Reporting can be done by the visa holder, or through an authorized representative in some instances. You can report to any Thai immigration office, or via their online portal. If you report 15 days before your due date, you can also do it via mail. If you’re already seven days past your due reporting date, you can still report without penalty, but you’ll have to do it in person.

Work Permit

If you plan to take up any form of employment while staying in Thailand, you need to apply for a working permit, known as the Non-Immigrant Visa B. This covers most employment work. For individuals who want to set up a business or invest in a Thai company, a Non-Immigrant Visa IB is issued instead.

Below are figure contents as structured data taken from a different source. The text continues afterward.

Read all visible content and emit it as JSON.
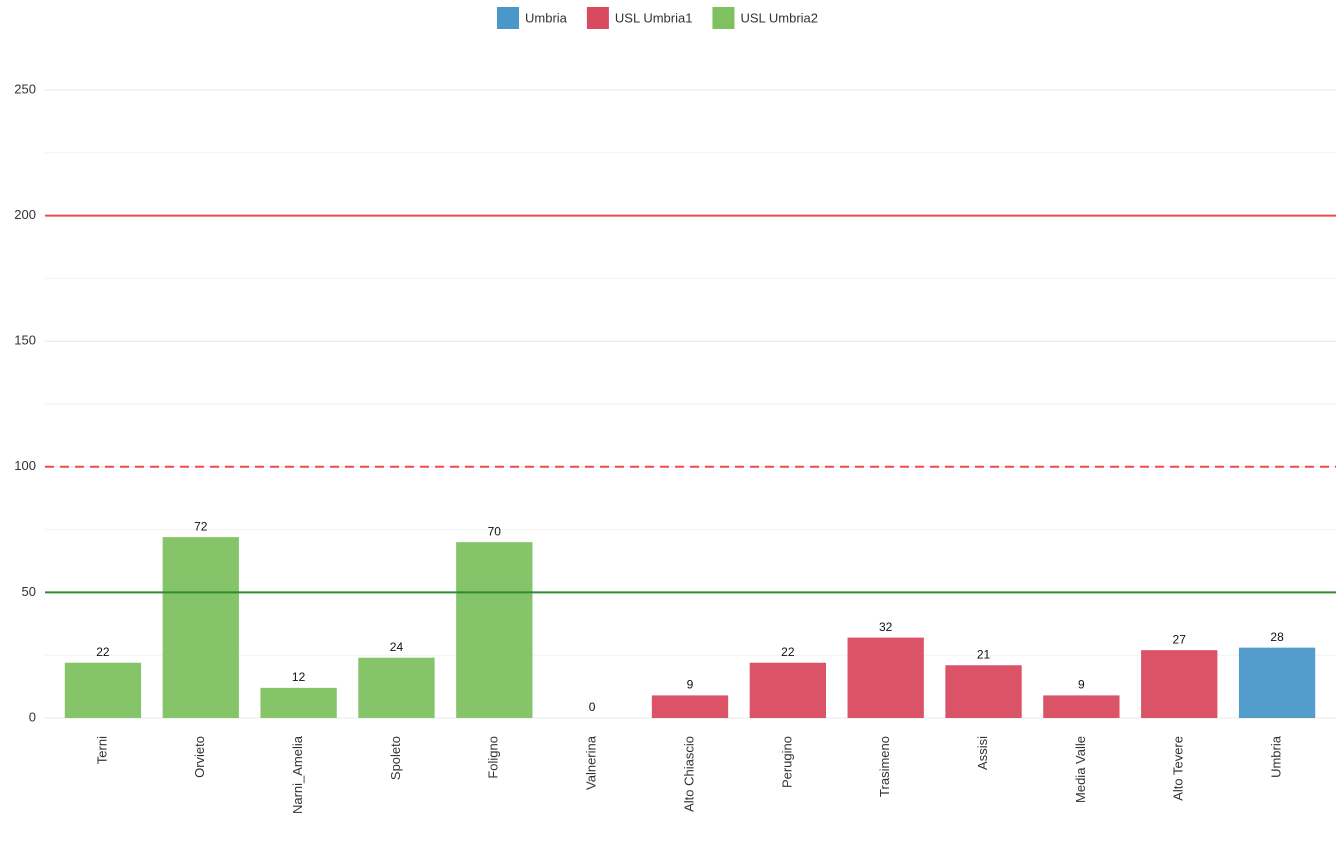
{
  "chart_data": {
    "type": "bar",
    "categories": [
      "Terni",
      "Orvieto",
      "Narni_Amelia",
      "Spoleto",
      "Foligno",
      "Valnerina",
      "Alto Chiascio",
      "Perugino",
      "Trasimeno",
      "Assisi",
      "Media Valle",
      "Alto Tevere",
      "Umbria"
    ],
    "series": [
      {
        "name": "Umbria",
        "color": "#4a98c9",
        "values": [
          null,
          null,
          null,
          null,
          null,
          null,
          null,
          null,
          null,
          null,
          null,
          null,
          28
        ]
      },
      {
        "name": "USL Umbria1",
        "color": "#d94a5f",
        "values": [
          null,
          null,
          null,
          null,
          null,
          null,
          9,
          22,
          32,
          21,
          9,
          27,
          null
        ]
      },
      {
        "name": "USL Umbria2",
        "color": "#7fc161",
        "values": [
          22,
          72,
          12,
          24,
          70,
          0,
          null,
          null,
          null,
          null,
          null,
          null,
          null
        ]
      }
    ],
    "ylim": [
      0,
      250
    ],
    "yticks": [
      0,
      50,
      100,
      150,
      200,
      250
    ],
    "grid": true,
    "legend": "top",
    "reference_lines": [
      {
        "value": 200,
        "color": "#f04a4a",
        "dashed": false
      },
      {
        "value": 100,
        "color": "#f04a4a",
        "dashed": true
      },
      {
        "value": 50,
        "color": "#2e8b2e",
        "dashed": false
      }
    ]
  }
}
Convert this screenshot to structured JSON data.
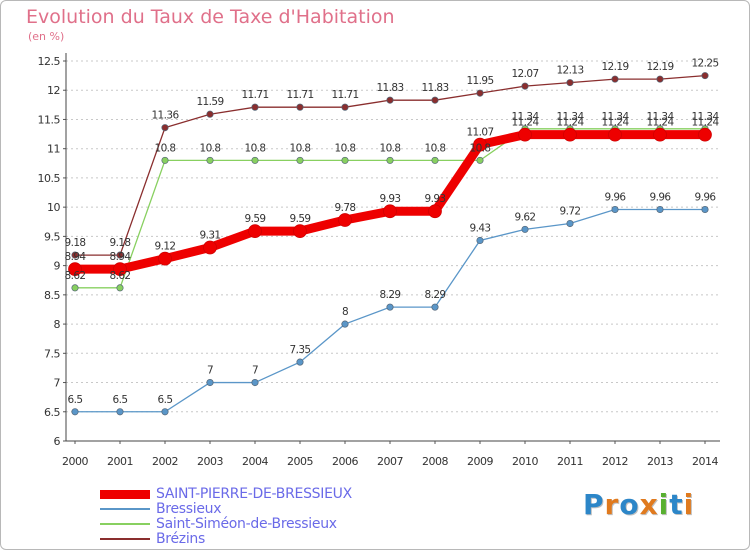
{
  "title": "Evolution du Taux de Taxe d'Habitation",
  "subtitle": "(en %)",
  "logo": {
    "text": "Proxiti",
    "colors": [
      "#2c86c8",
      "#e07a1e",
      "#2c86c8",
      "#e07a1e",
      "#58b030",
      "#2c86c8",
      "#e07a1e"
    ]
  },
  "chart_data": {
    "type": "line",
    "x": [
      "2000",
      "2001",
      "2002",
      "2003",
      "2004",
      "2005",
      "2006",
      "2007",
      "2008",
      "2009",
      "2010",
      "2011",
      "2012",
      "2013",
      "2014"
    ],
    "ylim": [
      6,
      12.5
    ],
    "yticks": [
      "6",
      "6.5",
      "7",
      "7.5",
      "8",
      "8.5",
      "9",
      "9.5",
      "10",
      "10.5",
      "11",
      "11.5",
      "12",
      "12.5"
    ],
    "grid": "horizontal dashed",
    "legend_position": "bottom-left",
    "series": [
      {
        "name": "SAINT-PIERRE-DE-BRESSIEUX",
        "color": "#ee0000",
        "width": 9,
        "values": [
          8.94,
          8.94,
          9.12,
          9.31,
          9.59,
          9.59,
          9.78,
          9.93,
          9.93,
          11.07,
          11.24,
          11.24,
          11.24,
          11.24,
          11.24
        ],
        "labels": [
          "8.94",
          "8.94",
          "9.12",
          "9.31",
          "9.59",
          "9.59",
          "9.78",
          "9.93",
          "9.93",
          "11.07",
          "11.24",
          "11.24",
          "11.24",
          "11.24",
          "11.24"
        ]
      },
      {
        "name": "Bressieux",
        "color": "#5a96c8",
        "width": 1.3,
        "values": [
          6.5,
          6.5,
          6.5,
          7,
          7,
          7.35,
          8,
          8.29,
          8.29,
          9.43,
          9.62,
          9.72,
          9.96,
          9.96,
          9.96
        ],
        "labels": [
          "6.5",
          "6.5",
          "6.5",
          "7",
          "7",
          "7.35",
          "8",
          "8.29",
          "8.29",
          "9.43",
          "9.62",
          "9.72",
          "9.96",
          "9.96",
          "9.96"
        ]
      },
      {
        "name": "Saint-Siméon-de-Bressieux",
        "color": "#88d060",
        "width": 1.3,
        "values": [
          8.62,
          8.62,
          10.8,
          10.8,
          10.8,
          10.8,
          10.8,
          10.8,
          10.8,
          10.8,
          11.34,
          11.34,
          11.34,
          11.34,
          11.34
        ],
        "labels": [
          "8.62",
          "8.62",
          "10.8",
          "10.8",
          "10.8",
          "10.8",
          "10.8",
          "10.8",
          "10.8",
          "10.8",
          "11.34",
          "11.34",
          "11.34",
          "11.34",
          "11.34"
        ]
      },
      {
        "name": "Brézins",
        "color": "#8a2e2e",
        "width": 1.3,
        "values": [
          9.18,
          9.18,
          11.36,
          11.59,
          11.71,
          11.71,
          11.71,
          11.83,
          11.83,
          11.95,
          12.07,
          12.13,
          12.19,
          12.19,
          12.25
        ],
        "labels": [
          "9.18",
          "9.18",
          "11.36",
          "11.59",
          "11.71",
          "11.71",
          "11.71",
          "11.83",
          "11.83",
          "11.95",
          "12.07",
          "12.13",
          "12.19",
          "12.19",
          "12.25"
        ]
      }
    ]
  }
}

Once a Non-Immigrant Visa B holder arrives in Thailand, he or she needs to obtain a work permit to be eligible for employment. Usually, you can ask the employer or company for assistance. The work permit indicates the company you work for and your position, and cannot be used for any other employer or position.

Non-Immigrant Visa B is valid for 90 days upon issuance and can be extended further before the period expires.

To apply for a work visa, you usually need to present education and past employment credentials. Proof of your qualifications ensures that you have the skills and capacity to work in your chosen position.

Passport with visa stamps. Travel or turism concept background. 3d illustration

Visa Renewal

Most Thai tourist visas will allow you to remain in the country for 30-days. Work visas, of course, permit you to stay longer. If you want to stay longer than the allotted time, you need to apply for a visa renewal. Be warned that overstaying will cost you 500 Baht (16.33 USD) per day, up to a limit of 20,000 Baht (653.38 USD).

You can apply for renewal and extension at any Thai immigration office, for a fee of 1900 Baht (62.07 USD). Standard 15-30 day tourist visas can be extended by up to an additional 30 days. Sometimes, even the 60-day tourist visas can be extended by the same length. All of these decisions or in the immigration officer’s discretion.

You can also cross any border into neighboring countries like Malaysia or Cambodia. Once you return to Thailand, you’ll be issued a new 15-30 day visa exemption. However, be careful not to abuse this privilege, as approval will still depend on the immigration officer at the border.